Federal regulators on Monday charged the co-founder of a New York hedge fund and three other individuals with insider trading, the latest action in what the government has called the biggest insider-trading case in U.S. history.
The Securities and Exchange Commission announced it filed a civil lawsuit against hedge fund Trivium Capital Management, its co-founder Robert Feinblatt and analyst Jeffrey Yokuty. The SEC also filed charges against Sunil Bhalla, a former senior executive of tech company Polycom, and Shammara Hussain, a former employee at a consulting firm that did work for Google. The agency said Bhalla and Hussain provided confidential information that enabled Feinblatt and Yokuty to make about $15 million from trading on the information.

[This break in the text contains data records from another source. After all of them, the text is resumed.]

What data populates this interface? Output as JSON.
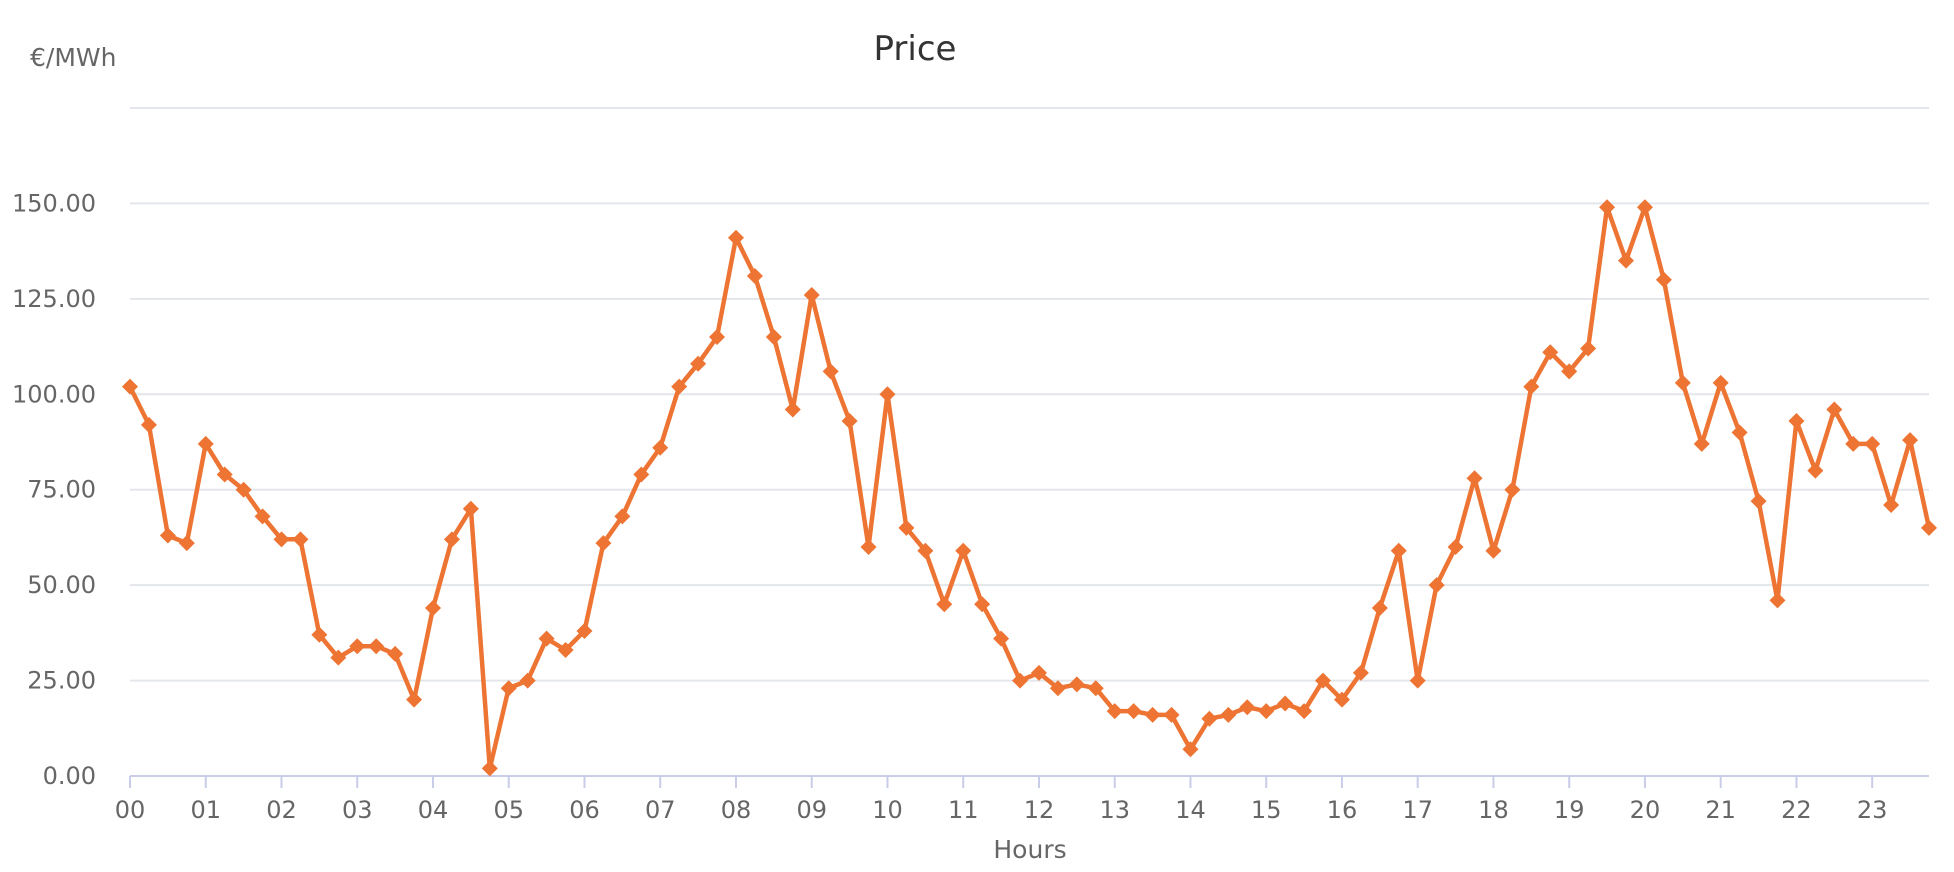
{
  "chart_data": {
    "type": "line",
    "title": "Price",
    "ylabel": "€/MWh",
    "xlabel": "Hours",
    "color": "#ed7433",
    "marker": "diamond",
    "grid": true,
    "ylim": [
      0,
      175
    ],
    "y_ticks": [
      0,
      25,
      50,
      75,
      100,
      125,
      150
    ],
    "y_tick_labels": [
      "0.00",
      "25.00",
      "50.00",
      "75.00",
      "100.00",
      "125.00",
      "150.00"
    ],
    "x_range": [
      0,
      23.75
    ],
    "x_ticks": [
      0,
      1,
      2,
      3,
      4,
      5,
      6,
      7,
      8,
      9,
      10,
      11,
      12,
      13,
      14,
      15,
      16,
      17,
      18,
      19,
      20,
      21,
      22,
      23
    ],
    "x_tick_labels": [
      "00",
      "01",
      "02",
      "03",
      "04",
      "05",
      "06",
      "07",
      "08",
      "09",
      "10",
      "11",
      "12",
      "13",
      "14",
      "15",
      "16",
      "17",
      "18",
      "19",
      "20",
      "21",
      "22",
      "23"
    ],
    "series": [
      {
        "x": [
          0,
          0.25,
          0.5,
          0.75,
          1,
          1.25,
          1.5,
          1.75,
          2,
          2.25,
          2.5,
          2.75,
          3,
          3.25,
          3.5,
          3.75,
          4,
          4.25,
          4.5,
          4.75,
          5,
          5.25,
          5.5,
          5.75,
          6,
          6.25,
          6.5,
          6.75,
          7,
          7.25,
          7.5,
          7.75,
          8,
          8.25,
          8.5,
          8.75,
          9,
          9.25,
          9.5,
          9.75,
          10,
          10.25,
          10.5,
          10.75,
          11,
          11.25,
          11.5,
          11.75,
          12,
          12.25,
          12.5,
          12.75,
          13,
          13.25,
          13.5,
          13.75,
          14,
          14.25,
          14.5,
          14.75,
          15,
          15.25,
          15.5,
          15.75,
          16,
          16.25,
          16.5,
          16.75,
          17,
          17.25,
          17.5,
          17.75,
          18,
          18.25,
          18.5,
          18.75,
          19,
          19.25,
          19.5,
          19.75,
          20,
          20.25,
          20.5,
          20.75,
          21,
          21.25,
          21.5,
          21.75,
          22,
          22.25,
          22.5,
          22.75,
          23,
          23.25,
          23.5,
          23.75
        ],
        "values": [
          102,
          92,
          63,
          61,
          87,
          79,
          75,
          68,
          62,
          62,
          37,
          31,
          34,
          34,
          32,
          20,
          44,
          62,
          70,
          2,
          23,
          25,
          36,
          33,
          38,
          61,
          68,
          79,
          86,
          102,
          108,
          115,
          141,
          131,
          115,
          96,
          126,
          106,
          93,
          60,
          100,
          65,
          59,
          45,
          59,
          45,
          36,
          25,
          27,
          23,
          24,
          23,
          17,
          17,
          16,
          16,
          7,
          15,
          16,
          18,
          17,
          19,
          17,
          25,
          20,
          27,
          44,
          59,
          25,
          50,
          60,
          78,
          59,
          75,
          102,
          111,
          106,
          112,
          149,
          135,
          149,
          130,
          103,
          87,
          103,
          90,
          72,
          46,
          93,
          80,
          96,
          87,
          87,
          71,
          88,
          65
        ]
      }
    ]
  }
}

So far the SEC has filed civil charges against 27 people and hedge funds in a wide-ranging probe of the Galleon group of hedge funds and its founder. The government says Galleon funds made about $69 million in illegal profits. Raj Rajaratnam, the one-time billionaire founder of the Galleon funds, has pleaded not guilty. Federal authorities have arrested 23 people on criminal charges in the case; 14 have pleaded guilty.
The SEC alleged in its suit that Feinblatt and Yokuty traded using confidential information they received from Roomy Khan, a Florida investor who pleaded guilty in 2009 to conspiracy and securities fraud in the Galleon case. Khan has been cooperating in the government's investigation.